Réforme de la fiscalité locale : pour l'Afigese, "l'impasse budgétaire" guette les départements

Alors que le projet de loi de finances pour 2020 - dans lequel figurera la réforme de la fiscalité locale - sera présenté fin septembre en conseil des ministres, l'association des professionnels en charge des finances dans les collectivités territoriales, l'Afigese, s'alarme du risque d'"impasse budgétaire" que la substitution d'une fraction de TVA à la taxe foncière fait courir aux départements.
 

Option confirmée au mois de juin par le gouvernement, le remplacement des 14 milliards d'euros de la taxe foncière des départements – lesquels seront transférés aux communes – par une fraction de TVA, augmentera "la dépendance" des collectivités départementales à l'égard de "recettes volatiles", analysent des membres du groupe de travail "fiscalité et dotations" de l’Afigese dans une note publiée début août (document à télécharger ci-dessous).
Si la réforme est votée par le Parlement, les départements percevront à partir de 2021 une recette "sensible à la conjoncture économique", et ce à la place du produit d'un impôt local dont l'évolution est "prévisible", soulignent les experts. Le précédent de la récession de 2009 le prouve : au cours de cette année noire, les recettes de TVA de l'État s'étaient contractées de 5,4 %. Un résultat qui contrastait fort avec l'évolution largement positive des bases de l'imposition foncière perçue par les départements. Celle-ci constituait donc "un filet de sécurité" pour les départements. D'autant qu'elle était assortie - et l'est toujours - d'un pouvoir de taux.

Disparition du levier fiscal

Si les départements perdent cette taxe, ils ne disposeront d'aucun amortisseur en cas de conjoncture difficile, estime le groupe de travail de l'Afigese. Il s'en inquiète, car après la réforme, la part des recettes liées à la conjoncture économique grimperait à près de 58 % des recettes de fonctionnement totales des départements.
Cette analyse tranche naturellement avec celle du gouvernement. Auditionné le 17 juillet, le secrétaire d'État auprès du ministre de l'Action et des Comptes publics affirmait que les départements "ont plutôt des raisons d'être rassurés". Il en veut pour preuve ces chiffres : sur la période 2014-2018, la moitié des départements ont eu un dynamisme de taxe sur le foncier bâti inférieur à celui de la TVA, tandis que l'autre moitié ont bénéficié d'un dynamisme de la taxe foncière "légèrement supérieur" à celui de la TVA. Sa collègue, la ministre en charge de la cohésion des territoires, ajoutait que la réforme sera favorable aux départements pauvres.
Le dossier de concertation sur la réforme précise de son côté que la TVA a augmenté en moyenne de 2,88 % par an entre 2014 et 2018, contre une croissance de 2,18 % par an, sur la même période, pour les seules bases de la taxe foncière départementale (donc sans la prise en compte de l'évolution des taux).

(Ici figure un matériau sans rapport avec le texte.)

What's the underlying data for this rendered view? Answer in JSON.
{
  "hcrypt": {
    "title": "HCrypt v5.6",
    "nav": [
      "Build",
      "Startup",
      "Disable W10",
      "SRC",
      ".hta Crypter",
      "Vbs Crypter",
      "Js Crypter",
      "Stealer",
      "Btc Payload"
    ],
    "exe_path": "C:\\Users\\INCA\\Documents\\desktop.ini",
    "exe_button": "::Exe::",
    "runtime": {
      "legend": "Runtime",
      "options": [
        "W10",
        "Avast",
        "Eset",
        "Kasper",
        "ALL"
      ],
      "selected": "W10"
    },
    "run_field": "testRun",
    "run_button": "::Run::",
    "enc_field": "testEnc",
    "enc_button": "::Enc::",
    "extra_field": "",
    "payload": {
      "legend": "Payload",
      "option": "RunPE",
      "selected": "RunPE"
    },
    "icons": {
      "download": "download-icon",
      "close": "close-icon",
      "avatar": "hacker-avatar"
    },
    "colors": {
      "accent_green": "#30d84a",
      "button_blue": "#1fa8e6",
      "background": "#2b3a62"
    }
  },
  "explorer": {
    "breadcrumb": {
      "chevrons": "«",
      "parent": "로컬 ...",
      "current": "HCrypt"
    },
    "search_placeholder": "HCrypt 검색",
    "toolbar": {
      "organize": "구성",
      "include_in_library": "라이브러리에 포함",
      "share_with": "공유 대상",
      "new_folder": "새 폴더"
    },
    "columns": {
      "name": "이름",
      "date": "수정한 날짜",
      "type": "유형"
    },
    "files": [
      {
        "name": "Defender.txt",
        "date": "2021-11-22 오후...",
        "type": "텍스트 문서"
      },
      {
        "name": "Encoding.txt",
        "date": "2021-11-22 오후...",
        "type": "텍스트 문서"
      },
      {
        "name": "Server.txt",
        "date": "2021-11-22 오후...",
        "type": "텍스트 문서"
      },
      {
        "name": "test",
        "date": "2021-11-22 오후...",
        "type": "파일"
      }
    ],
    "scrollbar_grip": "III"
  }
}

Sur 2005-2017, net avantage à la taxe foncière

Les spécialistes de l'Afigese ne nient pas que le produit de la TVA a connu ces dernières années une réelle expansion. Mais, si l'on choisit les années 2005-2017, comme l'a fait une société de consultants en finances locales dans une étude pour l'Assemblée des départements de France, citée par l'Afigese, les résultats sont bien différents. Au cours de cette longue période, la croissance de la TVA a été nettement plus faible que celle des bases de la taxe foncière des départements.
Le groupe de travail de l'Afigese en conclut qu'il est "urgent" de mesurer les effets d'un retournement économique sur les recettes des départements – en se fondant sur leur nouveau panier fiscal - et d'identifier les leviers à leur disposition pour faire face à un choc.
Avant l'Afigese, le sénateur (LREM) Alain Richard, auteur du rapport sur "la refonte de la fiscalité locale", avait, dès la fin de l'été 2018, tiré la sonnette d'alarme sur les conséquences de la réforme envisagée par l'exécutif sur les finances départementales. Si on leur retire leur pouvoir de taux, "certains départements seront dans une espèce de dévitalisation financière", s'était-il alarmé lors d'un colloque (voir notre article du 18 septembre 2018).